The situation today is indeed very different. Let me answer this differently for venture and growth. The venture market is seeing a lot of activity. You obviously know about the e-commerce boom (or bust depending on which side of the category you are on) that overheated the venture markets last year. Investors are a lot more cautious this year and e-commerce companies have been finding it quite tough to raise future rounds of financing.

The growth market is a tougher space to be in. A combination of lack of interest in core growth sectors like infrastructure coupled with a surprising reluctance by entrepreneurs to dilute equity to raise money has slowed deal flow in the growth space. The public markets have also not been kind to companies wanting to raise money and we all know that numerous companies have filed for IPO last year only to postpone their plans thanks to the market. We continue to look at the technology and consumer sectors as the two large pillars of our investment strategy in India and believe that we will continue to find high quality investments in these verticals.

And am sure exits from investments are becoming much more Herculean?

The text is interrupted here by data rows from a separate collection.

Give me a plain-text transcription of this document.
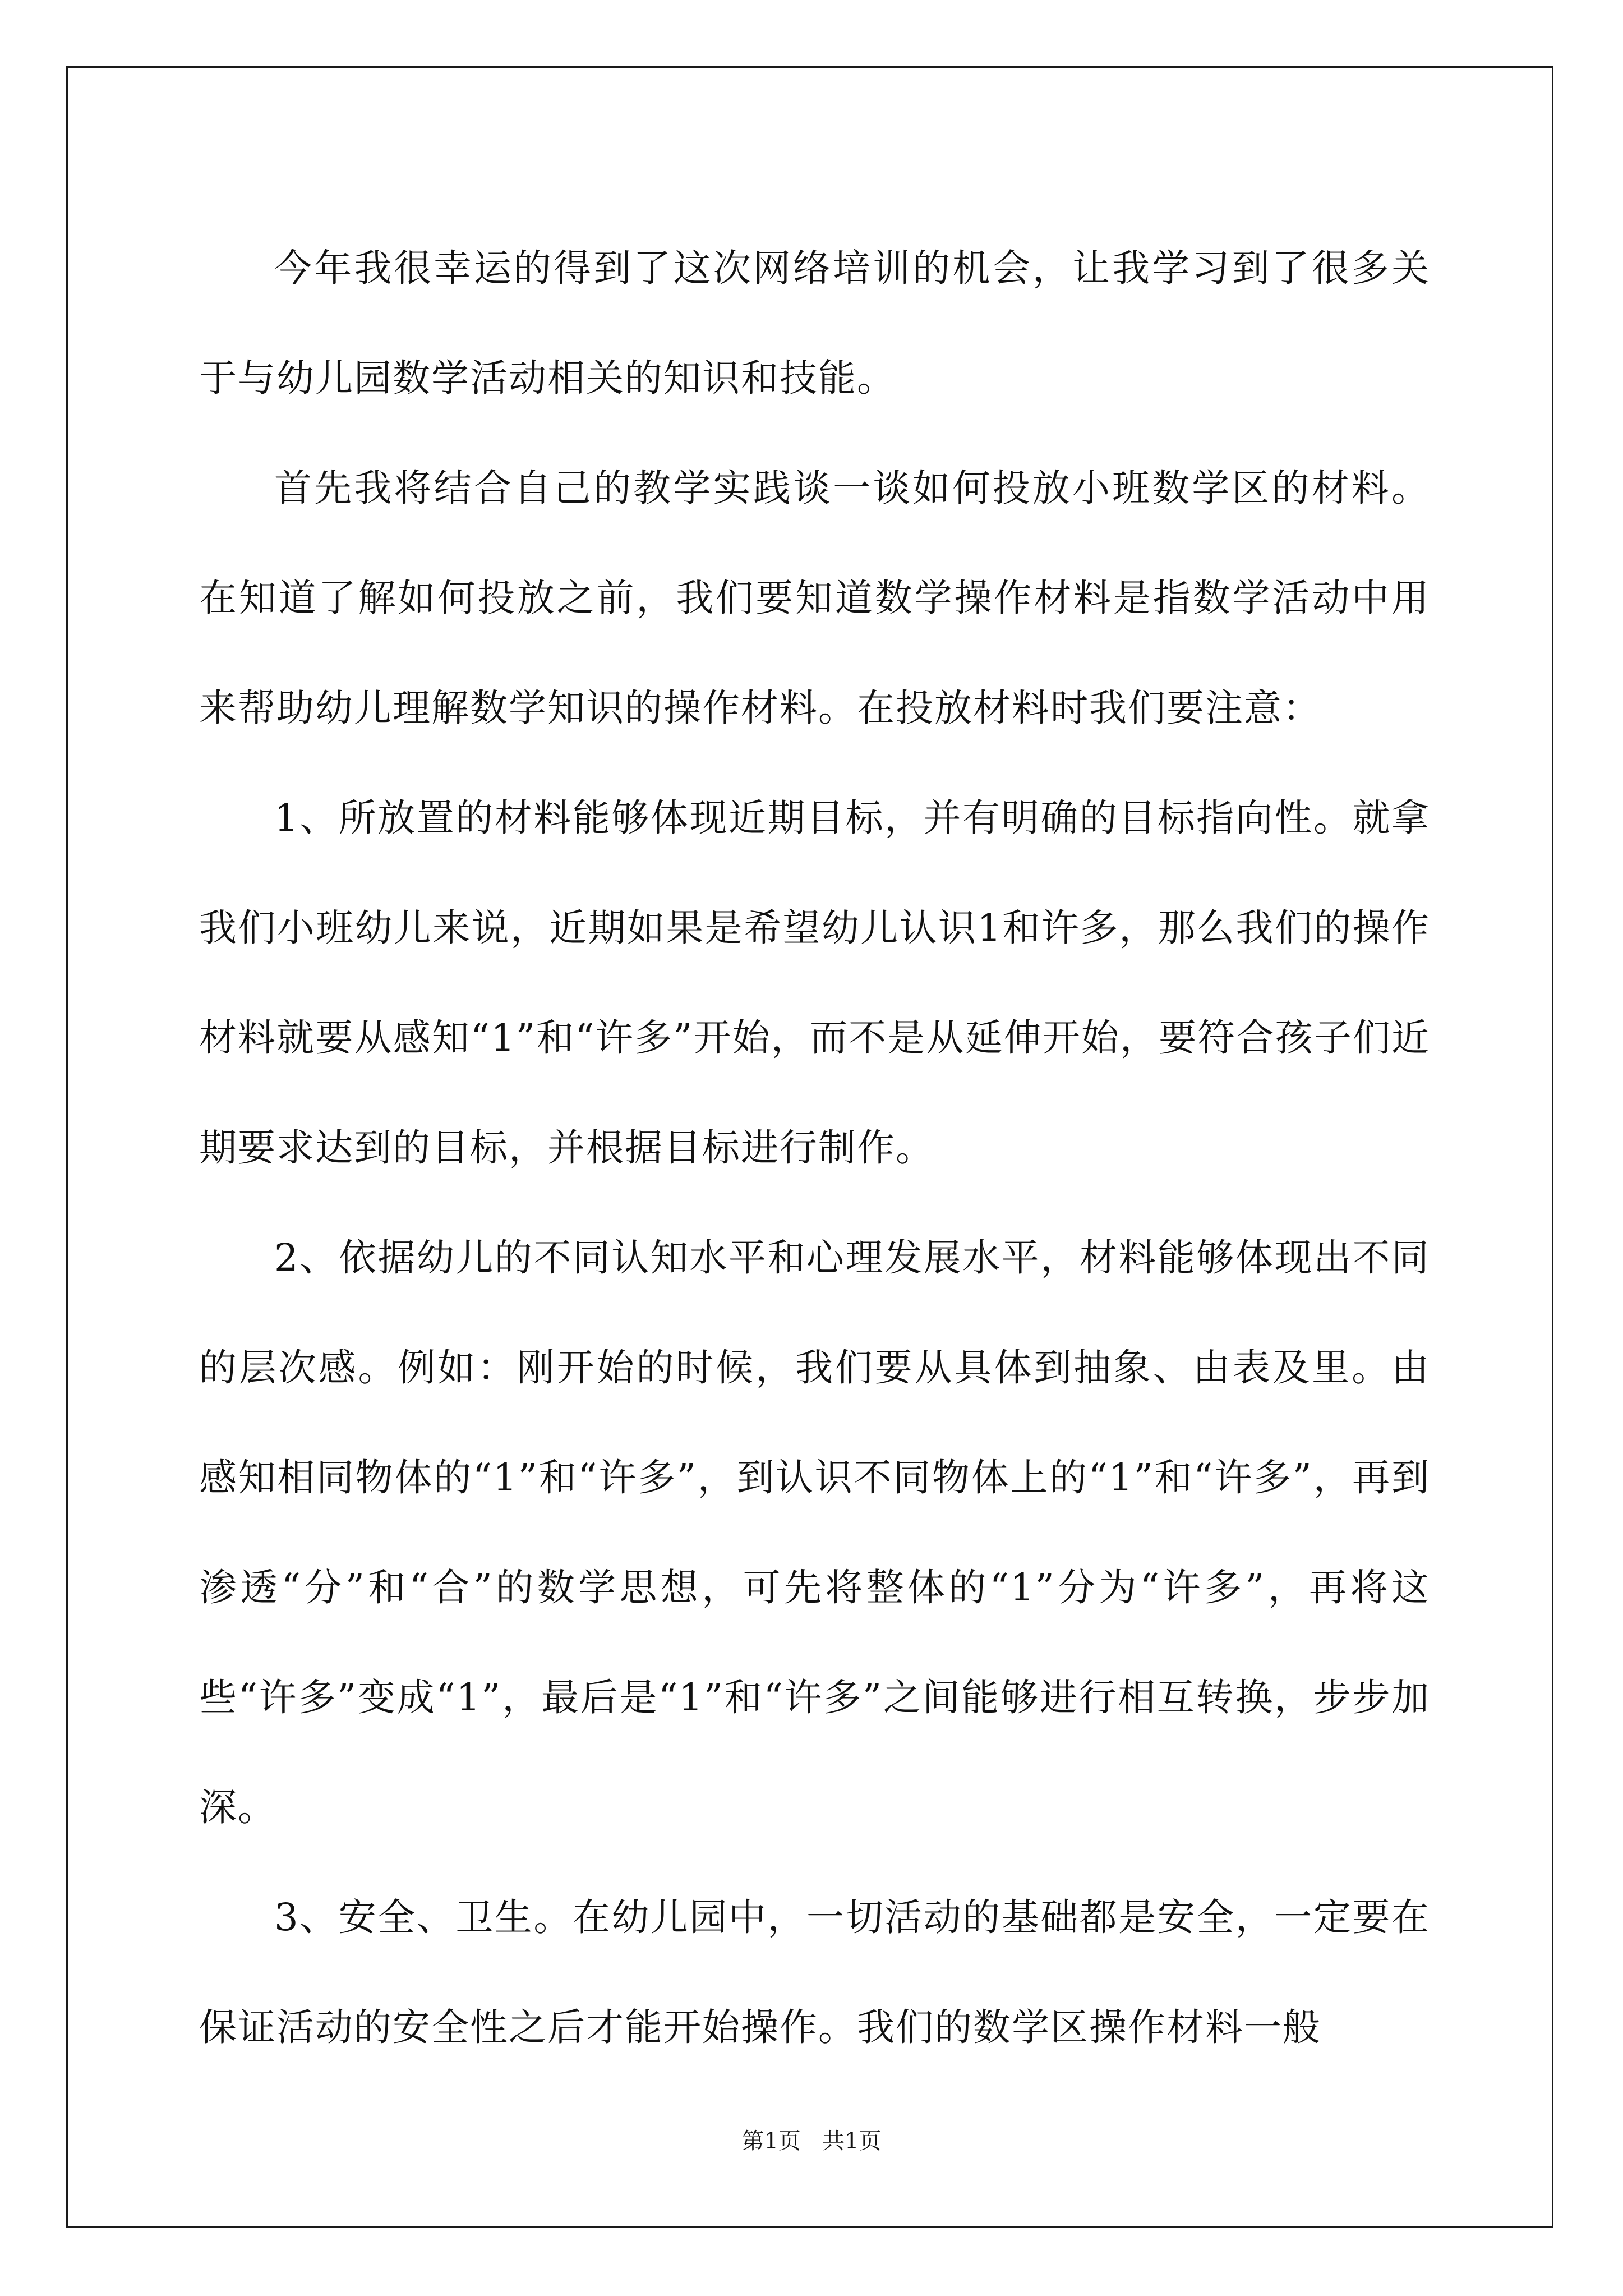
今年我很幸运的得到了这次网络培训的机会，让我学习到了很多关于与幼儿园数学活动相关的知识和技能。

首先我将结合自己的教学实践谈一谈如何投放小班数学区的材料。在知道了解如何投放之前，我们要知道数学操作材料是指数学活动中用来帮助幼儿理解数学知识的操作材料。在投放材料时我们要注意：

1、所放置的材料能够体现近期目标，并有明确的目标指向性。就拿我们小班幼儿来说，近期如果是希望幼儿认识1和许多，那么我们的操作材料就要从感知“1”和“许多”开始，而不是从延伸开始，要符合孩子们近期要求达到的目标，并根据目标进行制作。

2、依据幼儿的不同认知水平和心理发展水平，材料能够体现出不同的层次感。例如：刚开始的时候，我们要从具体到抽象、由表及里。由感知相同物体的“1”和“许多”，到认识不同物体上的“1”和“许多”，再到渗透“分”和“合”的数学思想，可先将整体的“1”分为“许多”，再将这些“许多”变成“1”，最后是“1”和“许多”之间能够进行相互转换，步步加深。

3、安全、卫生。在幼儿园中，一切活动的基础都是安全，一定要在保证活动的安全性之后才能开始操作。我们的数学区操作材料一般

第1页   共1页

Yes, exits from investments has been a challenge for most investment firms in India. Firstly, as you know, the M&A market has been sluggish though it is showing signs of finally starting to kick on. The IPO market—which is the standard liquidly option for most companies—has been almost stagnant. At Sequoia Capital, we take a long term view and the life of our funds is upto 12 years. Hence we are under no pressure to create artificial exit scenarios in our companies. We constantly work with our portfolio companies and work towards an exit when a window comes by.

Sequoia India has been investing from three funds with a total corpus of $1.4 billion and with the kind of pace you are investing in… wont you require to raise a new fund?

We still have got around $300-400 million left from the corpus. One is a venture capital fund and there are two growth funds. We will start raising a new India focussed fund sometime next year. We have not decided yet on the corpus. But what we have decided is to have a single structure from a multiple fund structure. The same fund will do venture as well as growth equity investments. What we have witnessed is that the same companies which we make venture investments, may require growth stage funds and we are best suited in doing multiple rounds in such scenarios.

During the past 18 months, there has been a sudden spurt in the number of venture funds in India doing a number of deals with some doing one deal a week. How is that aggressiveness altering the scenario?

Each fund has their own approach… some take the approach of reading into the macro-environment and taking many bets, while others chose to select and pick few companies. What we are seeing that the ecosystem is competitive and its certainly maturing for early stage companies.

While you are sharply focused on private equity deals, aren’t you missing out the public market deals?

It is not that we do not do public market deals. We have a small universe of companies which we like and if the price comes to attractive levels, we buy into them. And even in this, we take long term views. With respect to the PIPE (public investment in private equity) deals, the opportunities during the recent past has been coming down as more companies are opting for QIPs, as it is a more attractive structure.